As this photo demonstrates, the Narvik is an LST (Landing Ship Tank) and the significance of that from the point of view of this story is that she is flat-bottomed. As a consequence, when we encountered rough weather - south Pacific storms can be really rough, by the way, and waves in excess of twenty feet high were quite common - the absence of a keel meant that she could be tossed about quite a bit.
Now - and I hope you're keeping up with all this disparate stuff - another factor which might be exercising my mind is that, over the past couple of weeks, I've had some dental work done and the last treatment was yesterday. Coincidentally (pun not intended) at the height of a particularly violent storm during the aforementioned voyage, I had a raging toothache and, in order to establish a firm base, the Royal Navy medical officer strapped me into a chair which he had strapped to a pillar. Having done that, he strapped himself to the same pillar - thus ensuring that we were all moving in 'unison' whilst, with one arm on either side of the pillar, he carried out the extraction procedure.

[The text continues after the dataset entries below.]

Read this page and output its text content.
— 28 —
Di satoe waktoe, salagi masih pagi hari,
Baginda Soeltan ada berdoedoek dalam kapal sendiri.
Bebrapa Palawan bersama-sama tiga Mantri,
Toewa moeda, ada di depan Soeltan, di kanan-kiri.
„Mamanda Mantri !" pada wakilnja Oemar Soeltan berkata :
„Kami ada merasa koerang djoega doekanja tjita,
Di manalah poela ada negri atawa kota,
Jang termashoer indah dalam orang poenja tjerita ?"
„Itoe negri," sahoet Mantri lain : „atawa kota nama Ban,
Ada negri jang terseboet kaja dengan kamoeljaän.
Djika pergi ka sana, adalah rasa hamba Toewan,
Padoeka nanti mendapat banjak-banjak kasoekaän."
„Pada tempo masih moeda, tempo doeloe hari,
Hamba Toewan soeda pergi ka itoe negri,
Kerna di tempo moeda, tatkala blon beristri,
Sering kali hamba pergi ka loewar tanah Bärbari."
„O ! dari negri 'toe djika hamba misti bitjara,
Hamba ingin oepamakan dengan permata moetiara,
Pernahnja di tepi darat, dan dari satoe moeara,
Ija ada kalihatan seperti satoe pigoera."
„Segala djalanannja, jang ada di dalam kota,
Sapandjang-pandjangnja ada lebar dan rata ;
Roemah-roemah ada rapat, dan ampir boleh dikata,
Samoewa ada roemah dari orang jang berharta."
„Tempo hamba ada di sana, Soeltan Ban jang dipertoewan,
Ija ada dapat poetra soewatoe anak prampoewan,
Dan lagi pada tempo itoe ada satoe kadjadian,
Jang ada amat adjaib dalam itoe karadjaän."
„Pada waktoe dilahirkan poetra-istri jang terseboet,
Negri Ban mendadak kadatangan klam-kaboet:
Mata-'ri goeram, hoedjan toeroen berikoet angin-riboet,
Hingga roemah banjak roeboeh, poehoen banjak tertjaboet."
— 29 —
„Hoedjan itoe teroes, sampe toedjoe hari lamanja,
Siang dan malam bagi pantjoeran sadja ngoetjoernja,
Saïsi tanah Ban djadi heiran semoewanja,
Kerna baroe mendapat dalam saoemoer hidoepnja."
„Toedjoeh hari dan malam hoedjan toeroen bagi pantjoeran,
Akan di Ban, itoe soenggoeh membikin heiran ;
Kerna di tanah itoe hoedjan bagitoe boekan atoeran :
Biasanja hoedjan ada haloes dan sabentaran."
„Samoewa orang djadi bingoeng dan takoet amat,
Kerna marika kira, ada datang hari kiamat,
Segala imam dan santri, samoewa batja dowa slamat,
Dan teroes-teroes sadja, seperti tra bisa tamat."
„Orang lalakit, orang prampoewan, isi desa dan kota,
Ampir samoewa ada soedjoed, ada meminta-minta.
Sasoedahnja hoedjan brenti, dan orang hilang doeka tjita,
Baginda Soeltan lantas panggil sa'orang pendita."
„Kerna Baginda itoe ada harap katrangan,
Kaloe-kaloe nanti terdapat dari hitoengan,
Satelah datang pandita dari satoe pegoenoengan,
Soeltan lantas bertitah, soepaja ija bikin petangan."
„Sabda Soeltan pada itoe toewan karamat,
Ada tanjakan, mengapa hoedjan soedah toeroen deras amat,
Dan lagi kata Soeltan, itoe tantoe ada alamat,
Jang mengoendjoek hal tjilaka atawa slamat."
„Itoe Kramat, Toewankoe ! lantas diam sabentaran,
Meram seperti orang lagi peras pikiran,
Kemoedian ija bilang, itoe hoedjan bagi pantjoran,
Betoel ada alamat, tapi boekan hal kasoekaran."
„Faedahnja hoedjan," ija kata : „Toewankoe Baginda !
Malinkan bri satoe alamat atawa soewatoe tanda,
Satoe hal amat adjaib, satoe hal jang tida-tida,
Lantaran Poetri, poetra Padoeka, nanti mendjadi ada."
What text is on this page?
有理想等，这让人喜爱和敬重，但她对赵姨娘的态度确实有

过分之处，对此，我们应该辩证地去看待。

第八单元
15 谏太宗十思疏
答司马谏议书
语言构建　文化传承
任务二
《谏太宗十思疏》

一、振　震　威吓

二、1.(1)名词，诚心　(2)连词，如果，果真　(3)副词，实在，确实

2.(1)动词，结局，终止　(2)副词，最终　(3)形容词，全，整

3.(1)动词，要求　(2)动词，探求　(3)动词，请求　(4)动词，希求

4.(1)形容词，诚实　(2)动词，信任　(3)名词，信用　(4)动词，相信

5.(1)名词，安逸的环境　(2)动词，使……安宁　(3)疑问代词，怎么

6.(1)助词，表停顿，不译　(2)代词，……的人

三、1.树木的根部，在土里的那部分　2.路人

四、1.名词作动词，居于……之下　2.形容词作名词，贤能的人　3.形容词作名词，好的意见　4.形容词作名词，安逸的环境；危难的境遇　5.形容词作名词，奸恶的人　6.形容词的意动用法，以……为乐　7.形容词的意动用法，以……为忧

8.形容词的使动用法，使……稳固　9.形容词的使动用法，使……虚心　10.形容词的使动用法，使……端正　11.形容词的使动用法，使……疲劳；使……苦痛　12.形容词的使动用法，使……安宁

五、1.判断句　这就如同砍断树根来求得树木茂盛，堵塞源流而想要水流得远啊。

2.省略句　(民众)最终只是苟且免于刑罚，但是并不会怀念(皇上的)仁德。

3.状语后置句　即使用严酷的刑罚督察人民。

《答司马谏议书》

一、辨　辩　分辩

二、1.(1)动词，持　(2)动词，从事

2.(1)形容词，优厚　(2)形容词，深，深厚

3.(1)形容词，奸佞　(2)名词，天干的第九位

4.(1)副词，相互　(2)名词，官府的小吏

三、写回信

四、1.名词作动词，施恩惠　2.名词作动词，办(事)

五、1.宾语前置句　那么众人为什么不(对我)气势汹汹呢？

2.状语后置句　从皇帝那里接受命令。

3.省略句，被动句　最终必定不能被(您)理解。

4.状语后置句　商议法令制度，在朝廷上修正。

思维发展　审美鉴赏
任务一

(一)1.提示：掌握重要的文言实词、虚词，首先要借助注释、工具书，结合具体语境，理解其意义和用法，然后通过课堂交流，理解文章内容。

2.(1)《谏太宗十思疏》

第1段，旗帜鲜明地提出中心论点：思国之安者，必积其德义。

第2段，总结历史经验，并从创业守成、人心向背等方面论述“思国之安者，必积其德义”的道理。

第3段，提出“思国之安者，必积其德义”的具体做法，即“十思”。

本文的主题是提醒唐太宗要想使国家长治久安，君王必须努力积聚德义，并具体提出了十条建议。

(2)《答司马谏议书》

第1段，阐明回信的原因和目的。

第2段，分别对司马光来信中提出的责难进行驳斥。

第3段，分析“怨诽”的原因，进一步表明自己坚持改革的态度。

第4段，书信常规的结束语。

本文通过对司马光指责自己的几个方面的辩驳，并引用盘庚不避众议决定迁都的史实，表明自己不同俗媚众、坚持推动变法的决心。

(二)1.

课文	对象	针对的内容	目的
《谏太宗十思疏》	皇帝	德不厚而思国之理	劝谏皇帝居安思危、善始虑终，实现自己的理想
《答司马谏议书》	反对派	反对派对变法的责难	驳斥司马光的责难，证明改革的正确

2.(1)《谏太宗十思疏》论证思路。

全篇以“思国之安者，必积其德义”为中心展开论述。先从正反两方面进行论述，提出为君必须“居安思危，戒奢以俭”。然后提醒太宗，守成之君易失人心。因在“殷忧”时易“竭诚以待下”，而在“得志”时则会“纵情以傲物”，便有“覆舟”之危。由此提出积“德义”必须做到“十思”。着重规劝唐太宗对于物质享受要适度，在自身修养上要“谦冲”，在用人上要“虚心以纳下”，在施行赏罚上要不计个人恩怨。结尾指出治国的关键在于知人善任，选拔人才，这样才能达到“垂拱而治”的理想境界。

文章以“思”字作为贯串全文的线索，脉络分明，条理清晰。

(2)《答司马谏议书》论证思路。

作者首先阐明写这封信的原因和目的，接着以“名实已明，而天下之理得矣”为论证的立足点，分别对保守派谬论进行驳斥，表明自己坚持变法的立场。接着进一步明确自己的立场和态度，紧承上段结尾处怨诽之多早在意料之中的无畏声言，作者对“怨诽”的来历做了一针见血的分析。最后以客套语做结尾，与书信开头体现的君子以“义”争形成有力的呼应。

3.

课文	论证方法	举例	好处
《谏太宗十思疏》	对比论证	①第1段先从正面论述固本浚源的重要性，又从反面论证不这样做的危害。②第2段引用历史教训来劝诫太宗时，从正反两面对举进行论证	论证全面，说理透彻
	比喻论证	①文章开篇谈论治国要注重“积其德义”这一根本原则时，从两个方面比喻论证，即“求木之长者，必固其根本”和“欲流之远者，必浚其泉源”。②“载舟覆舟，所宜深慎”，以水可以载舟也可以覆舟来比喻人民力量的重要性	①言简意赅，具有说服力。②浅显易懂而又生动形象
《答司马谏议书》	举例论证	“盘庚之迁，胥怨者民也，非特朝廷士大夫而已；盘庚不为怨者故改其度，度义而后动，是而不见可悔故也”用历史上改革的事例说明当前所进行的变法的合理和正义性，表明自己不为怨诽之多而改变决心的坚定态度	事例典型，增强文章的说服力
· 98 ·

It is said that crucial moments in one's life flash through the brain as your time runs out. So, I wouldn't be surprised, when my time arrives, if that voyage and seeing the outline of the bones in my hands as they were pressed into my eye-sockets whilst the nuclear bomb exploded will probably feature quite strongly. I'm not ready for that day yet, however, and hopefully writing this little tale might have tired me enough to contemplate sleep again.